Swipe-issued Visa cards use the SXP utility token to process payments


Swipe

SXP, the native token of Visa

V
card issuer Swipe, surged by 30% on Thursday after news that leading exchange Binance – already a majority shareholder – will buy the remaining shares in the company.

The cryptocurrency reached an intra-day high of $2.02 before pulling back to $1.91 at 23:00 GMT.

Its strong performance defied sluggish activity in the wider cryptocurrency market, with top-ten coins bitcoin, Ethereum, BNB, XRP and Polkadot all moving less than 0.5% over the past 24 hours.

Binance acquired most of Swipe’s shares in July 2020 before deploying the SXP network to power its cashback-earning Binance Visa Card, which works like a debit card but allows users to fund purchases with their digital assets.
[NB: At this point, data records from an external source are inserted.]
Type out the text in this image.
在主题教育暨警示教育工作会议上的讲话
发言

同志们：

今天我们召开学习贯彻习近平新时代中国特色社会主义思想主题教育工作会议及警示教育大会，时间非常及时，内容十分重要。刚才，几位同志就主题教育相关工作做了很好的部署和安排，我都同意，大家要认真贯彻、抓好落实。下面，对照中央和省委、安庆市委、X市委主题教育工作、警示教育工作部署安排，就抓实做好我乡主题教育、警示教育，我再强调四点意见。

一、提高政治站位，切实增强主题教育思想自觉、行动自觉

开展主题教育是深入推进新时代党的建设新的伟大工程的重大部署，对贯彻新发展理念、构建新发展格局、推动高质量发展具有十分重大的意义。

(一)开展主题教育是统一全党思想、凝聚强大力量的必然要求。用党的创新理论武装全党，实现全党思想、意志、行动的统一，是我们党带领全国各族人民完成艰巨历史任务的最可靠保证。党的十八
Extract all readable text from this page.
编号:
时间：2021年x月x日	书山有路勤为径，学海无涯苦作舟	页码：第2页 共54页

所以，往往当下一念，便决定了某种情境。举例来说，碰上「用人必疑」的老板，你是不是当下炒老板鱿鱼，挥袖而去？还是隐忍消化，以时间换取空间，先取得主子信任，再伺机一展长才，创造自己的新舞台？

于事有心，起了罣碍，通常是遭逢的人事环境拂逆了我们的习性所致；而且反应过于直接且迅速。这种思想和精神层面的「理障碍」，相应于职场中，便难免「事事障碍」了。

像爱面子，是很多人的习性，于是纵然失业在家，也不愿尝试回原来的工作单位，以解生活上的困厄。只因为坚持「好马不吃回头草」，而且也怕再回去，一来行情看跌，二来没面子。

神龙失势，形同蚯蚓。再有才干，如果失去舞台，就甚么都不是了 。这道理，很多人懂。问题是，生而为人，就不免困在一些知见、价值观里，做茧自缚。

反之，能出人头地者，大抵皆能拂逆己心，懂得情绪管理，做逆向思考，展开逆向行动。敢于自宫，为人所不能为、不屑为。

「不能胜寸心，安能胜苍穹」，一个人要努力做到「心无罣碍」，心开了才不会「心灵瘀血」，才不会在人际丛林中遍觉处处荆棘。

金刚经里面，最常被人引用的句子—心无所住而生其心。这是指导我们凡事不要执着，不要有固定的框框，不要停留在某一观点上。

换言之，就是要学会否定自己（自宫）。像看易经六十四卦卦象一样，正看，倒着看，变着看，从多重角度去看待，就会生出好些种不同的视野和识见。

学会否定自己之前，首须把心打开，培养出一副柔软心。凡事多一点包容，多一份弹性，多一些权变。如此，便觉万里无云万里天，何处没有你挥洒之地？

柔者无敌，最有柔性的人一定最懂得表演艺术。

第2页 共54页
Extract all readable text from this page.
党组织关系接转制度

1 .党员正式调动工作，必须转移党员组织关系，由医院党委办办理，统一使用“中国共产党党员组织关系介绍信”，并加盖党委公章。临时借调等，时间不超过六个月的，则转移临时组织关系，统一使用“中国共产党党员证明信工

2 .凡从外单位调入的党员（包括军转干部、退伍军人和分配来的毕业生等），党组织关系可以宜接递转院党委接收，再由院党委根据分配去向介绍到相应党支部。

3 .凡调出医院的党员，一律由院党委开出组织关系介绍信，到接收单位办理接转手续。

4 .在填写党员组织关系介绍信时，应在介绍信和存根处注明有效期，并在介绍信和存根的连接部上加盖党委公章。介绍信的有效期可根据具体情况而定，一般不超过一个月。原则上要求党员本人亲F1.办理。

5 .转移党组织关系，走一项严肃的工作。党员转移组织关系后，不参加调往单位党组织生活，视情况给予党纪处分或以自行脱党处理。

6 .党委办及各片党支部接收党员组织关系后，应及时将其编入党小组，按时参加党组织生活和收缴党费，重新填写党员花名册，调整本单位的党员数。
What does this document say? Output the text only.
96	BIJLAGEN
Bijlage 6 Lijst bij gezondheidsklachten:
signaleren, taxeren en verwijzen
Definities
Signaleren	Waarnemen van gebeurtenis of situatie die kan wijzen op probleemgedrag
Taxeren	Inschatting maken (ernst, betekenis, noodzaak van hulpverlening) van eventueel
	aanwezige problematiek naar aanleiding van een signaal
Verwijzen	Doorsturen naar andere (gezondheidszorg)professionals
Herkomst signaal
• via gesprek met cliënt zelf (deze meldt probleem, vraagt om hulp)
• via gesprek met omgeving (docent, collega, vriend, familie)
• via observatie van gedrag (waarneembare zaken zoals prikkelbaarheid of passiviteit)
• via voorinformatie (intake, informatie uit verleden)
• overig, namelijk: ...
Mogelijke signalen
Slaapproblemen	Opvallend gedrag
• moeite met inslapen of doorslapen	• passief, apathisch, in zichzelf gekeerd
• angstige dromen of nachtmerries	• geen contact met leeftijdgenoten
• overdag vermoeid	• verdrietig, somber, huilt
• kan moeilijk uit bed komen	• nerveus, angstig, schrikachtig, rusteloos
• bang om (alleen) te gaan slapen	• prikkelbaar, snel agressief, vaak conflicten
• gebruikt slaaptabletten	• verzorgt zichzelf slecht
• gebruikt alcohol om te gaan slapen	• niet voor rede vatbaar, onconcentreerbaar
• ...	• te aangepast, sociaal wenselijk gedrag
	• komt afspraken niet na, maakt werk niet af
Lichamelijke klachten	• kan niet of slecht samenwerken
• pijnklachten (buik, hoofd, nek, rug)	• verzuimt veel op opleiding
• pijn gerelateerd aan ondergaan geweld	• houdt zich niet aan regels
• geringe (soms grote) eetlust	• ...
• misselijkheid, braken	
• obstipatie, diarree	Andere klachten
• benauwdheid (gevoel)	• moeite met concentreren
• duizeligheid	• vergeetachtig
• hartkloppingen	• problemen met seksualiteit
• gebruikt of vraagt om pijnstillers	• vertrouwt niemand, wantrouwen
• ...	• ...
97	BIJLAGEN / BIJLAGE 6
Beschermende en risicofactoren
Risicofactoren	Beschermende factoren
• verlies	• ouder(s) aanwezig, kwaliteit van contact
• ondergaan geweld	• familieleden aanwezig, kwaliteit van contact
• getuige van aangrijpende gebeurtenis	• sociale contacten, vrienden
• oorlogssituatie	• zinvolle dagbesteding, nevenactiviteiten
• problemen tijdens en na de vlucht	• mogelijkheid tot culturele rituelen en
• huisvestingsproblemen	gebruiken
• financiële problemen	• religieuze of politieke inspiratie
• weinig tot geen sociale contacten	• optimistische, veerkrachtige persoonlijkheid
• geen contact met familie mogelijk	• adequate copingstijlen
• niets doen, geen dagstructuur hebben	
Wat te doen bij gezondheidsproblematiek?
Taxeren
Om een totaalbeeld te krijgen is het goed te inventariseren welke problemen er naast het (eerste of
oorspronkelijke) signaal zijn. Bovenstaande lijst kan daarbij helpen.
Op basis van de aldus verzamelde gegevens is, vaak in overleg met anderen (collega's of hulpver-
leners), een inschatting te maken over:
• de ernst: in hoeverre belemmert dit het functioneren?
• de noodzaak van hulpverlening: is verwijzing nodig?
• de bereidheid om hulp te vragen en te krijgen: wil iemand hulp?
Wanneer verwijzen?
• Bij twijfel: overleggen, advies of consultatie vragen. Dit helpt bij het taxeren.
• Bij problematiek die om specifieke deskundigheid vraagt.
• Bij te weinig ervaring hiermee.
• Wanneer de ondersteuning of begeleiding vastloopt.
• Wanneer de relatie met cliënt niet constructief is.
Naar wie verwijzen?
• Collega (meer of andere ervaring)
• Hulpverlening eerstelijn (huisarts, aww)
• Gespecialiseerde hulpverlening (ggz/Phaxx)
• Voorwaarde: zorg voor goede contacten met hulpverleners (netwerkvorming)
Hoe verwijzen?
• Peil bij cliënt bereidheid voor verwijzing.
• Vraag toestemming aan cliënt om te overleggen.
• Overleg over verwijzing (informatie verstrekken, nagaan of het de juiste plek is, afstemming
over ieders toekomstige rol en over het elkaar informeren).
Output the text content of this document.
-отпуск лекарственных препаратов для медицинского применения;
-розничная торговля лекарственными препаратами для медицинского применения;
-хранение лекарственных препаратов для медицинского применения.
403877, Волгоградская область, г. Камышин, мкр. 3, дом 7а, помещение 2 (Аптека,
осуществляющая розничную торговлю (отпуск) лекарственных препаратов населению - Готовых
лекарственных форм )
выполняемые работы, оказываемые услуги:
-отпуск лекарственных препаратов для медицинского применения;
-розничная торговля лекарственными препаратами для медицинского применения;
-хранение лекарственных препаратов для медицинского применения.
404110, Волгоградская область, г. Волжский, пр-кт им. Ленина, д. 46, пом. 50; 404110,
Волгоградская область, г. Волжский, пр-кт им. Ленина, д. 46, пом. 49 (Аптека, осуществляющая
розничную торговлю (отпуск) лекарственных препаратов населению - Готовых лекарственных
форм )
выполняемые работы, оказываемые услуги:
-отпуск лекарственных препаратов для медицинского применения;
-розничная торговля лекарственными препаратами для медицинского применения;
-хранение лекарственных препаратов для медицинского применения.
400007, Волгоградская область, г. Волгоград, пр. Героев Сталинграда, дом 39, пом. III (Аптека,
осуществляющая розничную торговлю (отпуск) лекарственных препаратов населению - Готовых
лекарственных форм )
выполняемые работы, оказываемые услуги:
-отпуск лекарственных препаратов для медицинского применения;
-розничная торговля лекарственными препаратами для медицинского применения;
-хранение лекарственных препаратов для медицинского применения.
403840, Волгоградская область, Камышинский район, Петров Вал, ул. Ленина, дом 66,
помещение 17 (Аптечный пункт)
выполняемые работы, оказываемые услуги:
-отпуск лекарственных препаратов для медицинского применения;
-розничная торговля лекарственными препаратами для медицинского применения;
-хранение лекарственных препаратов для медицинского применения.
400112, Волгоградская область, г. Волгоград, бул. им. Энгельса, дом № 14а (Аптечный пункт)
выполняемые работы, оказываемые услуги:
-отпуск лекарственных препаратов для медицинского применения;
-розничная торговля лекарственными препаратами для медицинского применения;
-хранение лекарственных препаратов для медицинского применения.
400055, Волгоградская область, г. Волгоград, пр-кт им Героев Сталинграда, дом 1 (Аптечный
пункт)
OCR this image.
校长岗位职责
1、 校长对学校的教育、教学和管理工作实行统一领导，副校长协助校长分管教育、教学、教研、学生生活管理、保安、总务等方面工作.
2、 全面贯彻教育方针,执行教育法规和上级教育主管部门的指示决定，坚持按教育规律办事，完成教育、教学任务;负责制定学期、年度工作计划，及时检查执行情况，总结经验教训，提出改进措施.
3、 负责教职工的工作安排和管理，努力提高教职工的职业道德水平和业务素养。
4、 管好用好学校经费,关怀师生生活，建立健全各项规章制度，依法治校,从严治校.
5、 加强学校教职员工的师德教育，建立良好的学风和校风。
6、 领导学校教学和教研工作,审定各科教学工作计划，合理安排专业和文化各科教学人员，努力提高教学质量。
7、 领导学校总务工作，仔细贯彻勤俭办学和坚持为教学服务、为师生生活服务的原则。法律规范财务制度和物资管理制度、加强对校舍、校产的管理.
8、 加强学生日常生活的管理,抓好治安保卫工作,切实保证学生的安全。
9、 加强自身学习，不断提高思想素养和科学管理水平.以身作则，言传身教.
The exchange announced its intention to buy the remaining shares in Swipe via a statement without explaining what the move will mean for SXP tokenholders or Swipe-powered cardholders.

Swipe also runs a white-label B2B program that aims to make it easier for crypto companies to issue their own debit cards. Derivatives exchange FTX became its most high-profile client in February, though the FTX Visa card has not yet launched.

Following the completion of the share purchase, Swipe founder and chief executive Joselito Lizarondo “will step down and leave Binance”.

However, Lizarondo said he will remain active as a key stakeholder in the Swipe blockchain – soon to be rebranded Solar – by acquiring a sizable governance position through his proof-of-stake SXP holdings, and by launching the “Solar Ecosystem Growth Fund to invest in projects building on Solar”.

“Solar will become an energy efficient payments blockchain powering decentralized commerce applications,” he explained in a blogpost. “Solars value proposition enables plugins to be developed in Javascript and Typescript and built in Layer 1 formats so that all scalability and smart contract like features will be developed natively. Side chains will enable other features.”

Lizarondo acknowledged that Swipe’s original vision of a becoming a retail-focused card issuer like Crypto.com had been dropped after Binance became a majority shareholder, with the company shifting its attention to corporate partnerships.

“Due to shareholder and senior leadership decisions, Swipe shifted its focus of products to more b2b commercial products with fees paid in SXP,” he noted. “This lead to products being created that were focused on Swipe, the company’s growth, and in turn removed some key products that were available.

“With this resignation, I will have the ability to focus on SXP as a community member.”

SXP is up 42% year-to-date but remains significantly below the all-time-high of $5.87 it reached in May.